Fra le numerose rappresentazioni proposte dal Festival Paris Beckett, organizzato in occasione del centenario della nascita dello scrittore, spicca una proposta di Peter Brook, che, anziché scegliere di mettere in scena uno dei capolavori dell'artista, si è concentrato su quattro brevi testi, che ha denominato Frangments. Si tratta di Berceuse, Fragment de théβtre I, Esquisse radiophonique e Immobile, ad interpretarli sono tre attori straordinari: il nostro Marcello Magni, Jos Houben (fiammingo) e Geneviève Mnich.
La prima scena parla del nascere di un'interessata amicizia fra uno zoppo e un cieco: l'attenzione si concentra unicamente sugli attori i quali hanno a lungo studiato i casi di malati per poi poterne mimare le attitudini. Il duo è stato guidato dalla coregista Lilo Baur (già Gertrude nella recente Tragédie d'Hamlet), con il quale costituisce il Complicite Theatre di Londra. Dopo averli visti in tournée a Parigi, Brook ha deciso di coinvolgerli per lo spettacolo. La luce a giorno, l'assenza di scenografia e la quotidianità dei costumi creano un'atmosfera distesa e leggera, la sacralità del Teatro è lontana, ma viene ricordata dai sublimi giochi di luce che divengono protagonisti assoluti degli intermezzi. Philippe Vialatte illumina ora il fondo del palcoscenico il cui rosso sangue è stato ripreso come ai tempi del Mahabharata ora le colonnine della cupola, ora le vetrate. Leffetto che si produce è tale che riesce difficile credere che si tratti sempre dello stesso teatro.
Ma riecco i due attori in scena con Fragment de Théatre 1, un esilarante alternarsi della stessa identica scena interpretata in modi diversi. Inizierà Jos Houben, che rappresenta il risveglio di un barbone che cerca di compiere le normali azioni del mattino mangiare, vestirsi, lavarsi senza mai riuscirci, sprofondando in una tristezza sempre più profonda. Le stesse azioni caratterizzeranno i primi istanti della giornata del personaggio di Magni, che però le affronta con una gioia assoluta, malgrado la loro durezza. I dispositivi scenici sono caratterizzati dalla stessa semplicità che caratterizzerà anche il tragicomico monologo di Geneviève Mnich: una vecchia signora incollata ad una sedia davanti alla finestra e incapace di mutare la sua situazione.
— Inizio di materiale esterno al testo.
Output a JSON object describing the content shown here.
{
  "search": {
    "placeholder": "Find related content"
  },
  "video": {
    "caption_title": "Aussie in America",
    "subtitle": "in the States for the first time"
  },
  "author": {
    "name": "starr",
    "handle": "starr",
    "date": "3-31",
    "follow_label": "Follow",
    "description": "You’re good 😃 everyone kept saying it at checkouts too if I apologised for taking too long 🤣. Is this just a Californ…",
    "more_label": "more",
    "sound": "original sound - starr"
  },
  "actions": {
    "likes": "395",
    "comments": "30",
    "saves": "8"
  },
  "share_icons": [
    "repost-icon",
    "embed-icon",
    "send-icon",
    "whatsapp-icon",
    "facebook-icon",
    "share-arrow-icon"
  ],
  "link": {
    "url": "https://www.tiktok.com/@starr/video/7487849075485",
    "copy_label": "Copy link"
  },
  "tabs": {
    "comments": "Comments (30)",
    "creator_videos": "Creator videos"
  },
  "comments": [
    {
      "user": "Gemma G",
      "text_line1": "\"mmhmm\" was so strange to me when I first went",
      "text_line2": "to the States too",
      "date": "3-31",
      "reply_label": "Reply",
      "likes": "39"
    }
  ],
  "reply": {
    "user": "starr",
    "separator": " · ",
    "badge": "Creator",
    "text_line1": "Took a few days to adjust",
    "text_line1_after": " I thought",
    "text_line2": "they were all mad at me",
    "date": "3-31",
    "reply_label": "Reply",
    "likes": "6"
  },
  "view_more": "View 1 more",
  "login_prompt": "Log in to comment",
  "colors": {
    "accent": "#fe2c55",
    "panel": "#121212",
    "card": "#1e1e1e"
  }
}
Il testo di Beckett è costituito da un breve segmento che viene ripetuto ininterrottamente: l'attrice dice le stesse parole ogni volta con una diversa espressione, con un diverso ritmo e quindi con un senso che pare sempre nuovo e positivo, anche se incapace di mutare la condizione del personaggio.
Lo spettacolo di Brook era atteso da molti e da molto; la somiglianza della biografia dei due artisti che si sono lasciati alle spalle la Manica, per scegliere di far teatro in francese li vide spesso vicini nella realtà e il regista ama ricordare alcuni intraducibili giochi di parole scambiati con Beckett, secondo il noto sens of humor anglosassone. L'estrema precisione della sua rappresentazione ha ottenuto gli allori della critica inglese, che attende gli stessi attori che reciteranno in inglese nella prossima stagione teatrale londinese. È vero che la rappresentazione risulta assolutamente inattaccabile, manca forse quel di più di cui Brook è stato più volte capace, quelle emozioni che vibrano e che restano, quelle frasi che continuano a risuonare.